SKB tersebut diterbitkan pada 12 November 2019 bersamaan dengan peluncuran portal aduanasn.id. Para menteri yang terlibat dalam SKB ini adalah Menteri Pendayagunaan Aparatur Negara dan Reformasi Birokrasi Tjahjo Kumolo, Menteri Dalam Negeri Tito Karnavian, Menteri Hukum dan HAM Yasonna Laoly, Menteri Agama Fachrul Razi, Menteri Pendidikan dan Kebudayaan Nadiem Anwar Makarim, dan Menteri Komunikasi dan Informatika Johnny G. Plate.

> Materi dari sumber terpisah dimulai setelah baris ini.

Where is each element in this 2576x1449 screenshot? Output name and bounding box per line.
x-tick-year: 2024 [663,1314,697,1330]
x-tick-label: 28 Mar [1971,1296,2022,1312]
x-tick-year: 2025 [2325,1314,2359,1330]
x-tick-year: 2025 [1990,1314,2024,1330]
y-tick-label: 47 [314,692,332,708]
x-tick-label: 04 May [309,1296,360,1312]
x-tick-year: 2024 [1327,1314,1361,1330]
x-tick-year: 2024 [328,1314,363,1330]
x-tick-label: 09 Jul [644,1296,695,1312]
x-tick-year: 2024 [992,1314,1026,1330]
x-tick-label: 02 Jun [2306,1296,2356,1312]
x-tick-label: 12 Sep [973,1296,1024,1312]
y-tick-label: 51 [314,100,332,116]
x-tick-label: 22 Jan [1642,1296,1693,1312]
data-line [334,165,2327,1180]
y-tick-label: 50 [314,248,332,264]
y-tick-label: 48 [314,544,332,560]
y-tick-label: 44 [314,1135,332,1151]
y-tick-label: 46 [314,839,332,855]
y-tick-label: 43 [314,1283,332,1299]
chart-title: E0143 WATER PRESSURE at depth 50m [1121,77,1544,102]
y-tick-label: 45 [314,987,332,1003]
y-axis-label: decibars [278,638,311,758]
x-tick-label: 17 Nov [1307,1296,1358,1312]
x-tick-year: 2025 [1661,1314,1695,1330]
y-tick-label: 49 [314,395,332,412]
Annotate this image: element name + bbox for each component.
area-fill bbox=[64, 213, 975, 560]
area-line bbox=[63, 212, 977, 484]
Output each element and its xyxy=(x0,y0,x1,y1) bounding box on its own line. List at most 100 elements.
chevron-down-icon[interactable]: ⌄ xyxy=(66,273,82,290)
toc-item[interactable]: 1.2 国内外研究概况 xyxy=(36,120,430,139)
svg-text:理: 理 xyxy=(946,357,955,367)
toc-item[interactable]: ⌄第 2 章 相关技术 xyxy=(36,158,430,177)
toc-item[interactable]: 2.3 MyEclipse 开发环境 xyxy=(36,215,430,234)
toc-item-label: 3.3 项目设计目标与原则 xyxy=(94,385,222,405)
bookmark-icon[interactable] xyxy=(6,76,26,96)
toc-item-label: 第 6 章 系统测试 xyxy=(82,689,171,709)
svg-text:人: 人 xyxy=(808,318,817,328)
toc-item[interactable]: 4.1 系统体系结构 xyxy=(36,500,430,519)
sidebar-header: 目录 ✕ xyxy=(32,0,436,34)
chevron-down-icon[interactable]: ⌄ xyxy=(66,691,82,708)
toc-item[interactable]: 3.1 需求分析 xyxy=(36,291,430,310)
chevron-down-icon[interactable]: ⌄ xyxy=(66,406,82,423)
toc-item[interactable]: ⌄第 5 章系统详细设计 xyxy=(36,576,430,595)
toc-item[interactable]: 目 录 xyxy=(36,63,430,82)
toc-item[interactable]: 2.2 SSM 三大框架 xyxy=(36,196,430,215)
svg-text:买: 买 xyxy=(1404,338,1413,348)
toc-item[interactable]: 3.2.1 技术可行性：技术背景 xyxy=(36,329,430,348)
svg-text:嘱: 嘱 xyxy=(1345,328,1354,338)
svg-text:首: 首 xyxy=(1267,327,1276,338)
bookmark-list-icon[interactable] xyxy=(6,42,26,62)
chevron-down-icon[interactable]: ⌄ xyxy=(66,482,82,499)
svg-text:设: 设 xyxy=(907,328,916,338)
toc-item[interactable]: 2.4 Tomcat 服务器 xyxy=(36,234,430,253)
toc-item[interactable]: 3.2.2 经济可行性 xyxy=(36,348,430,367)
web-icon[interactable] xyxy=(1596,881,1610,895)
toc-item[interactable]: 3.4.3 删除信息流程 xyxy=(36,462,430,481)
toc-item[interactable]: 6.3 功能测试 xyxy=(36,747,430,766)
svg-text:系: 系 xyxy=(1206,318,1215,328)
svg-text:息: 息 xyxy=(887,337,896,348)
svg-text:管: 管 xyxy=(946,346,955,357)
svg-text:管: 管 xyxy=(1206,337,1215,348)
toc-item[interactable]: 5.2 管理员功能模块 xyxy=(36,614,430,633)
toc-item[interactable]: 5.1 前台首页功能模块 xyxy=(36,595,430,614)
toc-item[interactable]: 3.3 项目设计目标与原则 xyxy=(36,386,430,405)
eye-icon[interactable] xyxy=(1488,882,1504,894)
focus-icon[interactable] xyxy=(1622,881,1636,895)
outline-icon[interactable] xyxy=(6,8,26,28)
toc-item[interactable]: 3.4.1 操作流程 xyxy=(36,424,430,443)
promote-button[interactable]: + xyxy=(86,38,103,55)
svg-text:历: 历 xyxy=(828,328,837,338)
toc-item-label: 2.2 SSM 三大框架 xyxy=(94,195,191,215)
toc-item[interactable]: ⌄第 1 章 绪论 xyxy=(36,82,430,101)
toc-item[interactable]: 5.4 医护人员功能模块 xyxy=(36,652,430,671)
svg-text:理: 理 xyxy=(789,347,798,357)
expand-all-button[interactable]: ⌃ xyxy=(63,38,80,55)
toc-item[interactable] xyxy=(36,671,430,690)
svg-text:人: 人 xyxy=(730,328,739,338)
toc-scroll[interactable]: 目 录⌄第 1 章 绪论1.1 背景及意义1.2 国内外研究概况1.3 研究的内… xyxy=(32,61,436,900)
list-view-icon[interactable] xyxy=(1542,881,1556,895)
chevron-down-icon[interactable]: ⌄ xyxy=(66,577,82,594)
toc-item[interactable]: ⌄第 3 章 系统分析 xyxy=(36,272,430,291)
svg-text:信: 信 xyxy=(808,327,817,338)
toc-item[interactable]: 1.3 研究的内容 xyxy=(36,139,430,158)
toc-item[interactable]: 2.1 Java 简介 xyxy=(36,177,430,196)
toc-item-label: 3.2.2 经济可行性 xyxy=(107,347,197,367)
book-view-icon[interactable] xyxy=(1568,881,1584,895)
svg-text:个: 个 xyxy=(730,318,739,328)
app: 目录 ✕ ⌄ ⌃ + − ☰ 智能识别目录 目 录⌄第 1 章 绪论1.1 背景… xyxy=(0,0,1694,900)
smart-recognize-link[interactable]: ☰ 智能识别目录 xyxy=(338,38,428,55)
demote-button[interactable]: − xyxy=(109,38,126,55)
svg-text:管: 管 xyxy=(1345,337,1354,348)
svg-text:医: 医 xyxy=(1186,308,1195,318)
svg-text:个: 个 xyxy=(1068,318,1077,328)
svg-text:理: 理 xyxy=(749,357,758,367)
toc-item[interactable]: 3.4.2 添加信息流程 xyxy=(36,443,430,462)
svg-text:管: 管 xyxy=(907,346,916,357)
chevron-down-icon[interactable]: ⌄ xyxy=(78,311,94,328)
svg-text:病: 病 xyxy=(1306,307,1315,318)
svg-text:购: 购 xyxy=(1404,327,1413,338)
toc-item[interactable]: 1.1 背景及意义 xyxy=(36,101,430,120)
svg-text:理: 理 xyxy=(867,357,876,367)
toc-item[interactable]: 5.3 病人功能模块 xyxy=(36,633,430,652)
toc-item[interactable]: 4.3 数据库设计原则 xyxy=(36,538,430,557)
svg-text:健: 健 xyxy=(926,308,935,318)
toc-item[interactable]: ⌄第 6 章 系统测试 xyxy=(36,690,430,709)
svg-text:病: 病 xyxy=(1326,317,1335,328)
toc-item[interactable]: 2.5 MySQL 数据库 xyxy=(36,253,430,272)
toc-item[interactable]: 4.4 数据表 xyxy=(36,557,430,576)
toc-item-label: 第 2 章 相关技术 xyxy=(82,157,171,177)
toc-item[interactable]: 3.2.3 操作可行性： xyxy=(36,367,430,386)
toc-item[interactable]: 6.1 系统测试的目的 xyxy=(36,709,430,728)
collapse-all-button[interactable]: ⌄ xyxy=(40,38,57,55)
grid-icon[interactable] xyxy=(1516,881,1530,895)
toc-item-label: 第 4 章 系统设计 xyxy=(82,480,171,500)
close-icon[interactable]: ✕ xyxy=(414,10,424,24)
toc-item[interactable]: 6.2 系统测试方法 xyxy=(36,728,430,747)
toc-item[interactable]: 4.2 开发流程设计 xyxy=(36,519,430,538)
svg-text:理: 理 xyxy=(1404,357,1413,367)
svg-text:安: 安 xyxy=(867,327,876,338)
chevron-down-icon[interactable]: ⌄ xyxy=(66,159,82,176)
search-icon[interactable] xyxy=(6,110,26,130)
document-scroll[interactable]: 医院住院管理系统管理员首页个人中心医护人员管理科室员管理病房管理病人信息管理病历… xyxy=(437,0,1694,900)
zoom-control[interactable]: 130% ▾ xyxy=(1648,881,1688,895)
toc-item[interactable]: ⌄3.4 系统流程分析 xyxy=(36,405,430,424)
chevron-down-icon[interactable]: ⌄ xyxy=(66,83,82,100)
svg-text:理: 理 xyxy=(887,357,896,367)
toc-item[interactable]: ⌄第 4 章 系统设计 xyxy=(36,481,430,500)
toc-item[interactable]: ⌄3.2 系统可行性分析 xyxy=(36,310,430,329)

Selain itu ada pula Kepala Badan Intelijen Negara Budi Gunawan, Kepala Badan Nasional Penanggulangan Terorisme Suhardi Alius, Kepala Badan Kepegawaian Negara Bima Haria Wibisana, Pelaksana tugas Kepala Badan Pembinaan Ideologi Pancasila Hariyono, dan Ketua Komisi ASN Agus Pramusinto.
Salah satu poin yang ada dalam SKB ini adalah, menyampaikan pendapat baik lisan maupun tertulis melalui media sosial yang bermuatan ujaran kebencian terhadap Pancasila, UUD 1945, Bineka Tunggal Ika, NKRI, dan pemerintah.
"Intinya bahwa deradikalisasi itu jangan hanya didekati dengan pendekatan keamanan, tetapi jauh lebih penting menurut saya pendekatan-pendekatan kesejahteraan, pendekatan pendidikan, kesehatan dan seterusnya," ungkap Moeldoko.